Riverside is about 11 miles west of Chicago Union Station and a third of the way to Aurora, where Burlington had its main shops and the terminus of Burlington’s commuter-rail line. Harlem Avenue is about a mile short of Riverside. Today’s commuter timetables show five stops between Union Station and Harlem Avenue, but this timetable was apparently prepared for trains that stopped only at Harlem Avenue and Riverside. Or perhaps the other stops simply aren’t shown: the trains in this timetable were only 1 to 2 minutes faster than today’s trains that make the five intermediate stops.
Click image to download a 627-KB PDF of this timetable.

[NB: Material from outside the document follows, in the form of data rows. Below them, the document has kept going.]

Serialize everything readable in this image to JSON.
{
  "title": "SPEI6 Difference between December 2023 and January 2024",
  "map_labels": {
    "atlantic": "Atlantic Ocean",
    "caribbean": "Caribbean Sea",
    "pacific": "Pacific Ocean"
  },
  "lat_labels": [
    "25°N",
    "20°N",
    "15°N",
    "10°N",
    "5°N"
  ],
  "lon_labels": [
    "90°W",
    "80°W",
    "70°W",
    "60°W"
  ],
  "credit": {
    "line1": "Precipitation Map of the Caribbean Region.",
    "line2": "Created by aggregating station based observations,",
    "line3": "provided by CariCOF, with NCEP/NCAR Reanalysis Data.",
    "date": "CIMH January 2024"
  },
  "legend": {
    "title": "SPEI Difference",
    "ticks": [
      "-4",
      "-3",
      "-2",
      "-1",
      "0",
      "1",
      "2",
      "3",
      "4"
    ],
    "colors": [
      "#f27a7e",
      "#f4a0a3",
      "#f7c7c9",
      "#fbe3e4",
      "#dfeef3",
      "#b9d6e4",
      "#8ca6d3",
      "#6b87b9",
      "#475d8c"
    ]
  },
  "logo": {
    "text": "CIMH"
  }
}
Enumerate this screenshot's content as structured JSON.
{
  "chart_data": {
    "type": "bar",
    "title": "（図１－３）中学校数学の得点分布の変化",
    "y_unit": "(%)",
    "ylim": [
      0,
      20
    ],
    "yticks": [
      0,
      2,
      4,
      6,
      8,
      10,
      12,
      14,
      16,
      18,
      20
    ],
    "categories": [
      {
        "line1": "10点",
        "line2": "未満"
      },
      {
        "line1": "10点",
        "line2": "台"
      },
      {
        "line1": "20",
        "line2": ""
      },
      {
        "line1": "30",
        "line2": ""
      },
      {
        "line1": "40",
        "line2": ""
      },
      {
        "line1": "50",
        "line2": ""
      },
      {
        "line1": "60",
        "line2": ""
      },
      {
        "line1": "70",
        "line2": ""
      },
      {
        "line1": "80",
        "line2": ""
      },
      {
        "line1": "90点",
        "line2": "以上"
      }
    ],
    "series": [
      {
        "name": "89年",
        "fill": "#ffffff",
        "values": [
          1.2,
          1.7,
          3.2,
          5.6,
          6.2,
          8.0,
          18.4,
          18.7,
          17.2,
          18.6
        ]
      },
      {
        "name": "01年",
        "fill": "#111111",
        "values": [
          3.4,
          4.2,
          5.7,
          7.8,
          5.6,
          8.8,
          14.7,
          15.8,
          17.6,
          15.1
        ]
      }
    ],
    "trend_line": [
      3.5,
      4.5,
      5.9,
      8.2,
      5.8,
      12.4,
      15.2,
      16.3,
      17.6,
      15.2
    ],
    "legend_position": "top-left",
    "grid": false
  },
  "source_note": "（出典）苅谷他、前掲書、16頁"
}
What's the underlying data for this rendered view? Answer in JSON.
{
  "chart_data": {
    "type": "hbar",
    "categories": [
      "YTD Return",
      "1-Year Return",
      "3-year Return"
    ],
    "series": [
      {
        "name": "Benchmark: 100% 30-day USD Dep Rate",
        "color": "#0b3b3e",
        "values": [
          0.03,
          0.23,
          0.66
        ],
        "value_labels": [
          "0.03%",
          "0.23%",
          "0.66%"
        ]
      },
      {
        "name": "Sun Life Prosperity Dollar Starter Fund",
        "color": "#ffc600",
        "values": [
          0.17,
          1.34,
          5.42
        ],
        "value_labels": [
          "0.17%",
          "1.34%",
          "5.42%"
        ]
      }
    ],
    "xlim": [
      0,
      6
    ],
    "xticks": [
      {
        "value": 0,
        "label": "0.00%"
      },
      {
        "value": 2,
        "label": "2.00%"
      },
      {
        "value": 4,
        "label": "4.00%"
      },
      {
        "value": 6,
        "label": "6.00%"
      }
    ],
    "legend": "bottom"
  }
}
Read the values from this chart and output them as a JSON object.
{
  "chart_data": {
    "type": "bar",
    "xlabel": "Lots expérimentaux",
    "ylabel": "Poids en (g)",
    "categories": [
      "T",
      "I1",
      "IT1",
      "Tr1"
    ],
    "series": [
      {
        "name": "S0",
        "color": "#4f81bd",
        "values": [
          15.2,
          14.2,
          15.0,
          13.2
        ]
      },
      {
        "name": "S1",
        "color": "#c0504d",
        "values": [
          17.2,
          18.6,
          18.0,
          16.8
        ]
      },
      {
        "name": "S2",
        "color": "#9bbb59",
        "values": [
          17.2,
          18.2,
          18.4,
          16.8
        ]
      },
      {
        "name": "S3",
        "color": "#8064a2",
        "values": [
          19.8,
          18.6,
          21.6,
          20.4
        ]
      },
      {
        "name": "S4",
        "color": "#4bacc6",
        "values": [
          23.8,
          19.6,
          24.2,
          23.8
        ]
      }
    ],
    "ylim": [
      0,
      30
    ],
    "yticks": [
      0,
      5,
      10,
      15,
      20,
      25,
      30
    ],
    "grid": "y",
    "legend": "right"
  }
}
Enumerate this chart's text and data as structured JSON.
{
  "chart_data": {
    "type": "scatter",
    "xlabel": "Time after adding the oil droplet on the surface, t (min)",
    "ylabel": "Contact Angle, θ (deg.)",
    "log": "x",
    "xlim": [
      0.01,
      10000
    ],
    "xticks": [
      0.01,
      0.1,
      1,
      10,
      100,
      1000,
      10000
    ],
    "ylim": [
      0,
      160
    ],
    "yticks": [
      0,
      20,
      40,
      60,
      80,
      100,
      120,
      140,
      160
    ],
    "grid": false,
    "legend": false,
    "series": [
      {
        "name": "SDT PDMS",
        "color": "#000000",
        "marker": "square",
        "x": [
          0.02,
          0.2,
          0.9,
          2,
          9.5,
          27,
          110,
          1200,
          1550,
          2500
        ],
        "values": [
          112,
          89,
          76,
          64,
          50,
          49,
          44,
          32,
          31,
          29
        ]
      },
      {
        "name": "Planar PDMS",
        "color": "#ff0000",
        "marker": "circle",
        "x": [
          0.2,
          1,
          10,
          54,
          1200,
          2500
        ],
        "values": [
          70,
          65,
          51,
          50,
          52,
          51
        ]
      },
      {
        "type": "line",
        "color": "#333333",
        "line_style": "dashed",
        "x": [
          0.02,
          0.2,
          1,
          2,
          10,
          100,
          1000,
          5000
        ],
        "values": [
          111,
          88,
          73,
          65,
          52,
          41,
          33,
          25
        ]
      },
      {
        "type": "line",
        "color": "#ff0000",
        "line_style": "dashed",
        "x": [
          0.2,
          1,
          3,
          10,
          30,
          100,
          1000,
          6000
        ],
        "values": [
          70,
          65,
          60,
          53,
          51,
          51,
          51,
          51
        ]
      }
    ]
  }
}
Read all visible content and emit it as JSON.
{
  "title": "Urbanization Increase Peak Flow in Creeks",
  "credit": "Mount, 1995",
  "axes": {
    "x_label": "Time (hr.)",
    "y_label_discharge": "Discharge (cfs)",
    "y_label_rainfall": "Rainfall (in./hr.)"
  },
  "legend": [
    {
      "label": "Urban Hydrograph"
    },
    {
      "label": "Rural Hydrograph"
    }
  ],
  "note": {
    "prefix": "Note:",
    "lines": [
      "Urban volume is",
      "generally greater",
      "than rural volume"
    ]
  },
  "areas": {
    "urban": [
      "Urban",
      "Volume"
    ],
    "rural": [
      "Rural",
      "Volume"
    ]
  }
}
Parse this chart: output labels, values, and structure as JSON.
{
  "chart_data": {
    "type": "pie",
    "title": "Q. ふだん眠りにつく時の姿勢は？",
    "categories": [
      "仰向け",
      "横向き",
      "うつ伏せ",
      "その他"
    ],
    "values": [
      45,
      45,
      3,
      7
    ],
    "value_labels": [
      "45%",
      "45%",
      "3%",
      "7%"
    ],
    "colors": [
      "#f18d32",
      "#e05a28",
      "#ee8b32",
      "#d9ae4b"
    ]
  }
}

Riverside was designed in 1869 by Calvert Vaux and Frederick Law Olmsted, the co-designers of New York City’s Central Park. It is known today as the first planned residential suburb and is probably only the second neighborhood in the U.S. to be planned with protective covenants to give buyers assurance that their property values would not be reduced by incompatible uses next door. Today it would be called a master-planned community as it came with parks, a public square, and various community buildings. Since the covenants required half-acre minimum lot sizes, only the wealthy lived there, so Burlington might have felt they were deserving of exclusive trains, or at least an exclusive timetable.
Strikes me as a much less stressful way to get to and from work, especially in the evening if the train had a bar car.